Jerie Clark

Personal information
- Birth name: Jerie Burchard

= Jerie Clark =

American sailor

Jerie Burchard Clark is an American sailor who was named US Sailor of the Year in 1966.

== Sailing history ==
Clark began sailing with her parents, Boyd and Bonnie Burchard, when she was two years old. She grew up racing boats, even wishing to race on a Wednesday night rather than attend her high school graduation.

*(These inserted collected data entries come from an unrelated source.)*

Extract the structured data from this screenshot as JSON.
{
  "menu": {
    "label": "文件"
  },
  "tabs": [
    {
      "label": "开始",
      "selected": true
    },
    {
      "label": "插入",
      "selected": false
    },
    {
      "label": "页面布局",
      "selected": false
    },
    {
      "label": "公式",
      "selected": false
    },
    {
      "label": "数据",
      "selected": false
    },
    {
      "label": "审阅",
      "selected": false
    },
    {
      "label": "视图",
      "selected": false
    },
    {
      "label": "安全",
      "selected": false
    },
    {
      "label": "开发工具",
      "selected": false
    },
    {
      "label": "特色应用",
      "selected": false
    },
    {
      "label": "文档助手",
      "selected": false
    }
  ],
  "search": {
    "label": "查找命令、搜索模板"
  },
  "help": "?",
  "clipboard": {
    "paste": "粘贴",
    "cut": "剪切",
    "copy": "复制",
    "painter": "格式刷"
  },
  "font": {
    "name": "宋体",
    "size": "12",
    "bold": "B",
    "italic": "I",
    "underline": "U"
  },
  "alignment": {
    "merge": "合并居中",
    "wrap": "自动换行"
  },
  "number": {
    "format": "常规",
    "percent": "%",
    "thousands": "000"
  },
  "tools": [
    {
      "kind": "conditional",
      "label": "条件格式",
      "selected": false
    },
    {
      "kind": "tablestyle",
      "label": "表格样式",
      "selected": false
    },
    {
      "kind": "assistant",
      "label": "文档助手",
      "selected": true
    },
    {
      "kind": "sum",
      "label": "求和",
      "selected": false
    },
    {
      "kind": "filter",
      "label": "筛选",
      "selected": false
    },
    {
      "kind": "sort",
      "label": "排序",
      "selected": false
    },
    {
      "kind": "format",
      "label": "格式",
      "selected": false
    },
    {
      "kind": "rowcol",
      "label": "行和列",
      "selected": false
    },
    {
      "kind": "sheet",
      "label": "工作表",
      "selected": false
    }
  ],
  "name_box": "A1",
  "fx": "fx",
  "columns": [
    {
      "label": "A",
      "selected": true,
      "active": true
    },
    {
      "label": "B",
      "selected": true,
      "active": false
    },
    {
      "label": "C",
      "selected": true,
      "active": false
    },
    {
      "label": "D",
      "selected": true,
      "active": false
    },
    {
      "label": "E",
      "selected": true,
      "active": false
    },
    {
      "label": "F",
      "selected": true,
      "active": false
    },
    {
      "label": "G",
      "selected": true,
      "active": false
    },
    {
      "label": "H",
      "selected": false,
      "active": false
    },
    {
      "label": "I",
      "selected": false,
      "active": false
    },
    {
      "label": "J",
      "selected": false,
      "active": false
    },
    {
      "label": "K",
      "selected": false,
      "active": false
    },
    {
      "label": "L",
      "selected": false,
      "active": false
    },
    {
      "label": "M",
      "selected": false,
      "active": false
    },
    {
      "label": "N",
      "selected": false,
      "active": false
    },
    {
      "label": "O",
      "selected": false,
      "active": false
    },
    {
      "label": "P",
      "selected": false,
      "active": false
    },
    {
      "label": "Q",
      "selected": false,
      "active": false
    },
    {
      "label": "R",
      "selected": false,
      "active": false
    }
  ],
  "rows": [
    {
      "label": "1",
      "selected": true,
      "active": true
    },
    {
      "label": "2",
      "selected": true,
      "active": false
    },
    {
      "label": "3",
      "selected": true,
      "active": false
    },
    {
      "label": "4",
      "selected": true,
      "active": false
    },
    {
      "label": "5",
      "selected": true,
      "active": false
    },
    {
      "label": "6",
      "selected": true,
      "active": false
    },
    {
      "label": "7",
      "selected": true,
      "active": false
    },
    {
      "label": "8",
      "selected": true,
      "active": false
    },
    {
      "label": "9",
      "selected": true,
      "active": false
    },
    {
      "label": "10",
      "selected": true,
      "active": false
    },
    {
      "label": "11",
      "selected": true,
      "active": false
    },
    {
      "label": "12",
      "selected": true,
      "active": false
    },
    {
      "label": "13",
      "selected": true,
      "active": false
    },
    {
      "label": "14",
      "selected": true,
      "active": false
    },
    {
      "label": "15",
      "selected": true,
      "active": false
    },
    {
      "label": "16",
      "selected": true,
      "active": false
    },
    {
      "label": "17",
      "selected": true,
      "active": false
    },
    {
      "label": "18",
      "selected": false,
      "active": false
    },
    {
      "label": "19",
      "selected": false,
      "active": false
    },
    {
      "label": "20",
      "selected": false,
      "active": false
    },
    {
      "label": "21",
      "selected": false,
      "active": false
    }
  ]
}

In 1966, Clark won North American Women's sailing championship. She sailed with Renate McVittie and Mary Anne Easter, and they were first women from the west coast to win this event which is also known as the Mrs. Charles Francis Adams Trophy. Clark had previously competed in the event in 1960 as crew for Rae Ellen Syverson where they finished third; in 1962 she skippered a Lightening to a 7th-place finish. Clark finished second in the 1970 Adams Cup races held in Victoria, British Columbia.

In addition to racing, Clark also taught sailing in the Seattle area.

== Awards and honors ==
Clark was elected US Sailor of the Year in 1966.

== Personal life ==
She met her future husband, Robert Donovan Clark while sailing at the University of Washington. They were married in 1962. They sailed Lightnings together, winning multiple regattas in the class.